Milan ricana à son tour. Il remua les poignets et dit en secouant la tête de gauche à droite — et de droite à gauche — plusieurs fois :

— Vous savez ce que je crois, Schneider ? (Il ne laissa pas le temps au policier de répondre et a jouta :) Je crois que vous êtes en train de me balader, Schneider. Vous pourriez emmener vos témoins devant le juge, non.

— Ça ne suffirait pas, dit le policier.

— Un sacré cadeau, grimaça Milan. Vous savez ce qui va se passer pour Gallien, lorsque nous aurons vérifié. Vous en avez une idée précise, n’est-ce pas ?

— Oui, dit Schneider.

Sa voix était parfaitement flegmatique.

Il retira le revolver vide de sa ceinture, fit deux ou trois pas en arrière, son bras décrivit un vaste arc de cercle et ils entendirent l’acier de l’arme qui heurtait les cailloux de blocage au bord du déversoir du lac, et il y eut un plouf lourd. Il soupesa les clés de contact de la CX dans sa paume, verrouilla les portières et le coffre et jeta le trousseau dans l’herbe dans l’ombre, derrière.

Milan avait fait un pas en avant.

Schneider se retourna, le scruta tout en remettant le colt dans son étui.

— Je ne vous aime pas, Milan, dit-il d’une voix sourde. Je ne vous aime pas, vous et vos semblables, je ne vous ai jamais aimé, même quand vous faisiez la pluie et le beau temps en ville. Ceci pour vous dire que le cadeau n’est pas gratuit.

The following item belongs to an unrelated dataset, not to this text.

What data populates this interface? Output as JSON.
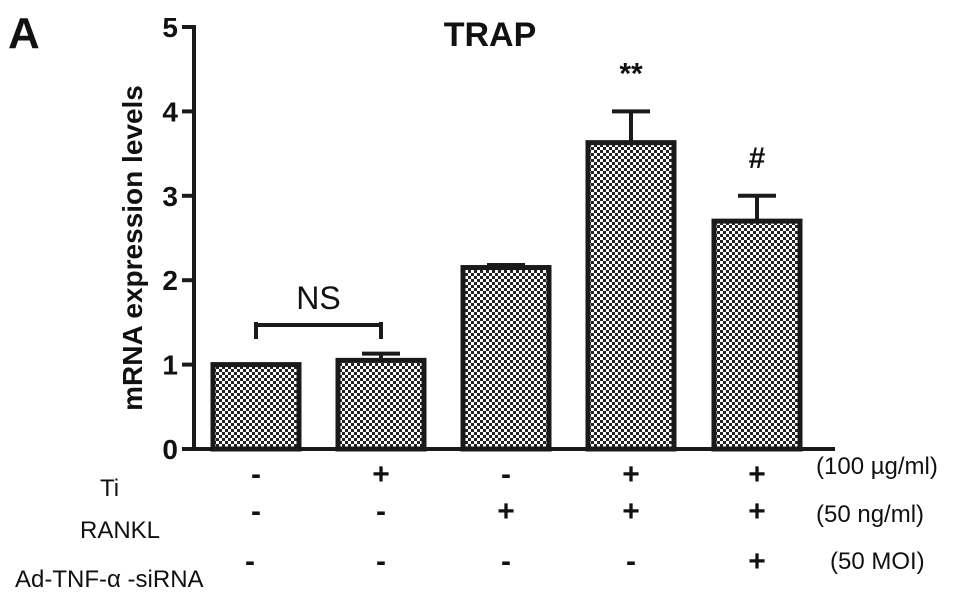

— Rien de gratuit, dit Milan. On fait encore la pluie et le beau temps ailleurs, Schneider. Si ça n’est pas moi, c’en est un autre. Il y en aura toujours d’autres. D’autres pour faire des boulots dont personne ne veut se charger… Autre chose. (Schneider se raidit, les mains ouvertes le long des cuisses.) Vous ne nous aimez pas, mais vous n’êtes jamais passé divisionnaire ou commissaire, en dépit de vos états de service et votre amie vous a laissé tomber pour se mettre à la colle avec Gallien, lieutenant, et elle n’a pas dû vous laisser grand-chose d’autre que ce briquet.

Schneider ricana.

Il ricana puis son ricanement se transforma en une espèce de rire sec et sans joie et il laissa tomber la petite clé plate des menottes à leurs pieds et son rire en papier froissé s’éteignit :

— Un à zéro, Milan, dit-il lentement. Elle ne s’est pas mise à la colle avec Gallien ! elle l’a épousé à la fin mars.

Milan passa le dos de la main sur ses lèvres gonflées.